The Moody Blues singles chronology
| "I Know You're Out There Somewhere" (1988) | "Here Comes the Weekend" (1988) | "No More Lies" (1988) |

= Here Comes the Weekend =

1988 song by the Moody Blues

"Here Comes the Weekend" is a song written by John Lodge that was first released by the Moody Blues on their 1988 album Sur la Mer. It was also released as a commercial single in Australia and as a promotional single in the U.S. Although it was not released as a commercial single in the U.S., it reached #50 on the Billboard Mainstream Rock chart.

==Music and lyrics==
"Here Comes the Weekend" is more of a pure rock song than some of the other songs on Sur La Mer. Evelyn Erskine of The Ottawa Citizen noted the raucous rhythm and nearly cacophonus horns" and said "It comes as close to beer hall boogie as a pompous orchestral-rock outfit are likely to get." Music journalist Geoffrey Freakes said that it "moves at an energetic lick driven by frenetic acoustic guitar, a boogie woogie rhythm and...exhilarating keyboard runs."

The theme of the song is similar to that of the Easybeats' "Friday on My Mind" and Elton John's "Saturday Night's Alright for Fighting", with the singer looking forward to the weekend. In this song the singer is lonely during the week but is waiting for Friday so he can be with his love. Portage Daily Register critic Jim Roach said that "The lyric extols the coming of the weekend, but the music makes it sound almost like something to be feared." Richmond Times-Dispatch critic Clarke Bustard described it as a "predictable let's-party lyric grafted oddly onto what sounds like the chase scene from a horror movie sound track."

Freakes called it "a typically nostalgic offering from Lodge that harks back to the singalong U.K. pop songs of the early 1970s, but with a 1980s makeover.

==Reception==
The song received largely negative to mixed reviews.

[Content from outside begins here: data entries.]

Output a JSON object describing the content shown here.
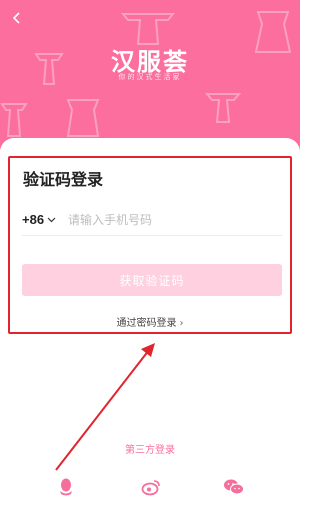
{
  "app": {
    "logo_text": "汉服荟",
    "tagline": "你的汉式生活家"
  },
  "login": {
    "title": "验证码登录",
    "country_code": "+86",
    "phone_placeholder": "请输入手机号码",
    "get_code_label": "获取验证码",
    "password_login_label": "通过密码登录"
  },
  "third_party": {
    "title": "第三方登录",
    "providers": [
      {
        "name": "qq",
        "icon": "qq-icon"
      },
      {
        "name": "weibo",
        "icon": "weibo-icon"
      },
      {
        "name": "wechat",
        "icon": "wechat-icon"
      }
    ]
  },
  "colors": {
    "brand_pink": "#fb6e9d",
    "button_disabled_pink": "#ffd0df",
    "annotation_red": "#e0252d"
  }
}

People magazine said that it "sounds like what two fat, 50-year-old songwriters in the Brill Building would come up with, trying to appeal to the teen market." Daily Press critic Joseph Pryweller criticized the lyrics, sarcastically referring to the "profound refrain" of "Friday night, it's alright, alright." Orlando Sentinel critic Bill Henderson said that the song shows "how sad it is when former trendsetters adopt corporate rock-think." Post-Star critic Mike Curtin said that it "should have the cathartic kick of Elton John's 'Saturday Night's Alright for Fighting'; instead the gloomy chord structure counteracts any feeling of Friday night revelry." Hartford Courant critic Frank Rizzo called it "the group at its worst – as blatantly commercial and manipulative as a cola commercial. Austin American-Statesman critic Michael MacCambridge complained that it sound like "Jethro Tull imitating the Beatles for a Michelob commercial. Pittsburgh Press critic Peter B. King objected to the fact that the "synthesized string parts and choral-style vocals seem to work against the rawness rock thrives on." Los Angeles Times critic Guy Aoki said it has "an otherwise invigorating groove" but "is marred by its weak chorus lyric."

There were some positive reviews. Waterloo Region Record critic Neil Randall called it a "sharp John Lodge rocker." Southtown Star critic John Everson preferred it to Sur La Mers hit single "I Know You're Out There Somewhere", saying it "[tosses] in some frantic horns and a peppy, percolating bass, to make a great Friday afternoon jam."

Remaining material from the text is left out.